At first we protested—it seemed too morbid.

"Don't worry, girls," she joked. "I don't think Paul's on it."

Sometimes she made jokes.

A man with a ponytail led us.

He told violent, hair-raising stories.

If they pained Eliza she didn't say so.

Eventually she broke down, though.

On the cemetery tour—also her idea.

This guide was a little older.

He seemed more sensitive, his voice softer.

He walked us through Bonaventure, unspooling the history.

I found my mind wandering.

I found him hard to follow.

At the bird-girl statue, that's where Eliza finally lost it.

The one from Midnight in the Garden of Good and Evil.

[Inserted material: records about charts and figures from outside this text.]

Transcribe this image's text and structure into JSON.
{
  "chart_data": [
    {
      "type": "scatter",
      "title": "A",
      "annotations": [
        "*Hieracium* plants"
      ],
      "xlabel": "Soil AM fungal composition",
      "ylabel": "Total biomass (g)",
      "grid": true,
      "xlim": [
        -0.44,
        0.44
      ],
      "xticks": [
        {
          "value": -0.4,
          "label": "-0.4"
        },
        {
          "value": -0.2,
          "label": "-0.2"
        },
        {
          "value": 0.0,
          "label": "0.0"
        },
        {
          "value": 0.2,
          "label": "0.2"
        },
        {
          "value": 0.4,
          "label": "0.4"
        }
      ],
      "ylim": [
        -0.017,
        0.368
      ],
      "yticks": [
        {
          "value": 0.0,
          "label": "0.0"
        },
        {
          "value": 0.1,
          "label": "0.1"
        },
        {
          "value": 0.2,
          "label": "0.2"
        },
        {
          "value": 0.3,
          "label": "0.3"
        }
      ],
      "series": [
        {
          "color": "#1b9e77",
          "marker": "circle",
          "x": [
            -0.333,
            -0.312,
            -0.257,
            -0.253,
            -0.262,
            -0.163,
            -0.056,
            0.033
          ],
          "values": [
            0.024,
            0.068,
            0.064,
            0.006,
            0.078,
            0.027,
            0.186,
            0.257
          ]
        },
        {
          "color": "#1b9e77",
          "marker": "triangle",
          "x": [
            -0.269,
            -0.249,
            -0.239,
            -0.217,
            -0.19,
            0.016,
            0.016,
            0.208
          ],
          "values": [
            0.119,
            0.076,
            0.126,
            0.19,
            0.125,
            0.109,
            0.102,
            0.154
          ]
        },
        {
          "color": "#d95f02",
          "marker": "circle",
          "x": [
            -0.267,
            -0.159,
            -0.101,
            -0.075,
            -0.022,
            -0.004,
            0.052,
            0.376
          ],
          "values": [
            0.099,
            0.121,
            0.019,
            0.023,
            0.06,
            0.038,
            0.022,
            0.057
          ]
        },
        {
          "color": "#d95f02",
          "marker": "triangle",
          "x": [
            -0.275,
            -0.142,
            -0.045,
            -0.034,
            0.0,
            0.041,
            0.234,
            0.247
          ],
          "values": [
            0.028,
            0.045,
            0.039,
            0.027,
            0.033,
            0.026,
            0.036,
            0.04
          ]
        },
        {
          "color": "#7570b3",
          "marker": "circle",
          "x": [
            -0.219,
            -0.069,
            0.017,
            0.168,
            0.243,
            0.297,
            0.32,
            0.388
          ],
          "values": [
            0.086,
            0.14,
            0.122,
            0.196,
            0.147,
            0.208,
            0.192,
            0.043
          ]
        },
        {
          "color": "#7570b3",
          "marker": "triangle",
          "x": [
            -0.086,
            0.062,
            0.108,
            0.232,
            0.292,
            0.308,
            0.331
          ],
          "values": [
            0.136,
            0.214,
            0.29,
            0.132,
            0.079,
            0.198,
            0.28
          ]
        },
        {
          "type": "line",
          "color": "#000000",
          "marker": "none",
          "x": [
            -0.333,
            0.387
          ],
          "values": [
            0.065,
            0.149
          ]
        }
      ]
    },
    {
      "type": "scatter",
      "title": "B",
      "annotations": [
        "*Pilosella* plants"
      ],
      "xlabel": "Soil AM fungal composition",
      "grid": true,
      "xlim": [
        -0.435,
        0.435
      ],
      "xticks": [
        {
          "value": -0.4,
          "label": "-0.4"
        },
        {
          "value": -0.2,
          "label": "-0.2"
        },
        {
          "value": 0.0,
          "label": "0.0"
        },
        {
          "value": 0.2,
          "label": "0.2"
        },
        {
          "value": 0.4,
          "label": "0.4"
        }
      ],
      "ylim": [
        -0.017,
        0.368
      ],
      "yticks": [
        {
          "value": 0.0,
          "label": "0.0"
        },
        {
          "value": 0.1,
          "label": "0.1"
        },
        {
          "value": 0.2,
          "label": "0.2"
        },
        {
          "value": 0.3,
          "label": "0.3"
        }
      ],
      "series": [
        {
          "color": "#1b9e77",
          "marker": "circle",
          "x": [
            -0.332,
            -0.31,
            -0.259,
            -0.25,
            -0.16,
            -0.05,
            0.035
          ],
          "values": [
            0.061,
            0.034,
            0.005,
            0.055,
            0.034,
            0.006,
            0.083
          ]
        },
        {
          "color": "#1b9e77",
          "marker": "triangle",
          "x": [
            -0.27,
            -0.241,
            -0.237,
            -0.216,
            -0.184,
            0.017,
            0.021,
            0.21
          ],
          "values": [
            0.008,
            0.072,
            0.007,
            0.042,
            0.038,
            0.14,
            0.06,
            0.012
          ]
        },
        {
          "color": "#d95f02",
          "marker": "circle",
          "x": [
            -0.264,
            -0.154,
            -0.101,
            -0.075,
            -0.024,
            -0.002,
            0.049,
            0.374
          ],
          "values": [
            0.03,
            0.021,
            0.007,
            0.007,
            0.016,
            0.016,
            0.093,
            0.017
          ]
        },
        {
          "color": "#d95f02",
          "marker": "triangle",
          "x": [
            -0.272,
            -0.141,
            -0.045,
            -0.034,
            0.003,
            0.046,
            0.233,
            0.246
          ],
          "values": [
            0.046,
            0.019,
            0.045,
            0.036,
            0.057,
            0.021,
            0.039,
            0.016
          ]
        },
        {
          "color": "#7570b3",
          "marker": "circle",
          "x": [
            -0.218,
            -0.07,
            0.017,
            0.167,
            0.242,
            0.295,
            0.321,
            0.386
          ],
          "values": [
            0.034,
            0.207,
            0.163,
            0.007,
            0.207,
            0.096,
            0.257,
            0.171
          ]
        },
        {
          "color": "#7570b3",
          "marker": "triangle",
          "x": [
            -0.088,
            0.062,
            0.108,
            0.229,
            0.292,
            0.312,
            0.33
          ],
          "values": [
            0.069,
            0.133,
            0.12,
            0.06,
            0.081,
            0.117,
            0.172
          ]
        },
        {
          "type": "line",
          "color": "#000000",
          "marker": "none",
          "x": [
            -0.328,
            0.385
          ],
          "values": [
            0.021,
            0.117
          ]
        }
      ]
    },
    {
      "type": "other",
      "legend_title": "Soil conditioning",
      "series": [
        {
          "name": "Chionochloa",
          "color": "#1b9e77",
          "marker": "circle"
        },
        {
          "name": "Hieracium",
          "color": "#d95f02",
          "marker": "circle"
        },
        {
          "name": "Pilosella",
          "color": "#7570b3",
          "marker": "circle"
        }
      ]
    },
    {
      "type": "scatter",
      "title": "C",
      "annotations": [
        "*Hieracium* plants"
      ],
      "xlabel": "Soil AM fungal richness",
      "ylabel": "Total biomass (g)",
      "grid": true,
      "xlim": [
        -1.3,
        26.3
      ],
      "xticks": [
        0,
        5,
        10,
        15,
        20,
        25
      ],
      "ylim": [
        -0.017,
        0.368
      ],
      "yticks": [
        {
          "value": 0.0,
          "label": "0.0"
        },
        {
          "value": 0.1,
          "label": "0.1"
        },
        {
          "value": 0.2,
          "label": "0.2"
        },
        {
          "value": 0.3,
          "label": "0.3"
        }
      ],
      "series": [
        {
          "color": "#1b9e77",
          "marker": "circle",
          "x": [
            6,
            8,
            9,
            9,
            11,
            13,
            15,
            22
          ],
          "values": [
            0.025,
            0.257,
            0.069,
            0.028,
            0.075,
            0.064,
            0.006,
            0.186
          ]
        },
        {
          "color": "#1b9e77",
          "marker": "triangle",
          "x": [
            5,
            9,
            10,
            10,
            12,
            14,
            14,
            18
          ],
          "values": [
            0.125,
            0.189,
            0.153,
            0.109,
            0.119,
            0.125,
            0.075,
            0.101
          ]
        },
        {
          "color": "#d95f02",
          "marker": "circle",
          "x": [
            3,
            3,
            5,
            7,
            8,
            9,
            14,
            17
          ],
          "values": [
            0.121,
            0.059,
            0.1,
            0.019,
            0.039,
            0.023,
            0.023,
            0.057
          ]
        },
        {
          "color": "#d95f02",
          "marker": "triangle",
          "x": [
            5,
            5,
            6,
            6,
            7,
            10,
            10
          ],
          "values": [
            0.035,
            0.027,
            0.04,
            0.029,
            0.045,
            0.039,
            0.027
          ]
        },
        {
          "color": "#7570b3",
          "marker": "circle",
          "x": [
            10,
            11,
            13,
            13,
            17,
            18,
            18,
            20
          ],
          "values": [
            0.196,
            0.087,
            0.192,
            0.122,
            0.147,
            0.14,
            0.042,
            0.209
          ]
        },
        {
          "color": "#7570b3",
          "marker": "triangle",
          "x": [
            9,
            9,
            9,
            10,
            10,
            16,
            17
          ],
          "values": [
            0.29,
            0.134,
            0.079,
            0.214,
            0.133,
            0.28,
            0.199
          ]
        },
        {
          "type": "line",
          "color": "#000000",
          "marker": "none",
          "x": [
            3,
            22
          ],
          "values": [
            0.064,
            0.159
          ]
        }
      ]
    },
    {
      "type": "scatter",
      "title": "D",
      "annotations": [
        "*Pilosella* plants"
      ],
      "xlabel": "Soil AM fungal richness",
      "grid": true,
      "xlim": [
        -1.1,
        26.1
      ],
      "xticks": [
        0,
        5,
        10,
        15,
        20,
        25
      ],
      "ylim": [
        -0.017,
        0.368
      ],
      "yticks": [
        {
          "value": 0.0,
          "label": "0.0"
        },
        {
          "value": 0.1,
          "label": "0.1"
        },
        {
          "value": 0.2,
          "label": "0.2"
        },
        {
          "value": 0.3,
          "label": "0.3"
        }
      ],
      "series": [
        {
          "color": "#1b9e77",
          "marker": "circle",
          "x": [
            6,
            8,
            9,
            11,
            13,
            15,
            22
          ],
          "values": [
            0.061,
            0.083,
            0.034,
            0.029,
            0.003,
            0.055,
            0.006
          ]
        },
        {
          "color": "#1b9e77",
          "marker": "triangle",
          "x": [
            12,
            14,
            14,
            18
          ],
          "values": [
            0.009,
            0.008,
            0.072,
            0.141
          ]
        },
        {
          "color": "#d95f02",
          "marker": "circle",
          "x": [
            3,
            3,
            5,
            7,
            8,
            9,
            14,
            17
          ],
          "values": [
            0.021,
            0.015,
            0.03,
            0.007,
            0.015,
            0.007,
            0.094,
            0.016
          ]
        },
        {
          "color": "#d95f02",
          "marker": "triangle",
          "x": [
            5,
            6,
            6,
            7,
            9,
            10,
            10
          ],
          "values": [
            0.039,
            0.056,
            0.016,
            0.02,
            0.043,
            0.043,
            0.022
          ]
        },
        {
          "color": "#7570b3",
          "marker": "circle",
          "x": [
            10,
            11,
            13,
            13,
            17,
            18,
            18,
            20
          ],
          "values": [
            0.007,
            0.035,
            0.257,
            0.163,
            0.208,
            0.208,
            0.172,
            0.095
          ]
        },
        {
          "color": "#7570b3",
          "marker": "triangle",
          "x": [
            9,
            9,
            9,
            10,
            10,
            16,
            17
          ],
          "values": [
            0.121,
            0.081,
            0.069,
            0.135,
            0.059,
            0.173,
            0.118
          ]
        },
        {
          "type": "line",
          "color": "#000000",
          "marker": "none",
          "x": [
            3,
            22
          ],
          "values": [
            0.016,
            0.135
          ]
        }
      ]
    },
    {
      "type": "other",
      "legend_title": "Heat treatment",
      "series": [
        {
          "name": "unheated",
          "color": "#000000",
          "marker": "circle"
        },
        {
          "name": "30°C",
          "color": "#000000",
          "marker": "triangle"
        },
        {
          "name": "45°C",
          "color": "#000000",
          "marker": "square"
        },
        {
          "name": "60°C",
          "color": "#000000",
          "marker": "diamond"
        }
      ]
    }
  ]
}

We all got emotional—the guide gave us our space.

We also saw Mercer House.

Also from Midnight in the Garden of Good and Evil.

There was talk of going to Tybee Island.

There was also talk of going to Wormsloe.

But the days were already so full.  

Eliza got her wish, though—some alone time with Eunice and Pauline.

They took tea together in the parlor.

We decided to go our separate ways.

I walked for a while, then browsed in a bookstore.

I also had a cup of coffee at Savannah Coffee Roasters.

I also had a nice conversation with Jones.

On our last night we went out.

"It's our last night," Eliza said. "We should get all dolled up."

We went to a jazz club—a first for us.

We all danced, even Eliza.

Of course the pinot grigio helped.

The pinot grigio always helps.  

On the flight home Eliza thanked us.

She couldn't stop thanking us.

Last time she'd flown alone, with Paul's ashes in her lap.  

"This time I have my friends," she said.

The flight was a bit scary, though.

At one point the cabin lost pressure, and the masks came down.

For a few moments, we thought we were going to die.

"I'm not ready," I thought, looking around. 

"No one's ready."   

Then the pilot brought us to a safer altitude, and we breathed normally again.     

It was a good trip.

It was a good trip and I'm glad we went.

I'm glad I went.

It was a good trip, all in all.






This story wanted to be a story but then it just became thoughts. It's dedicated to my mother, still the most interesting storyteller I know.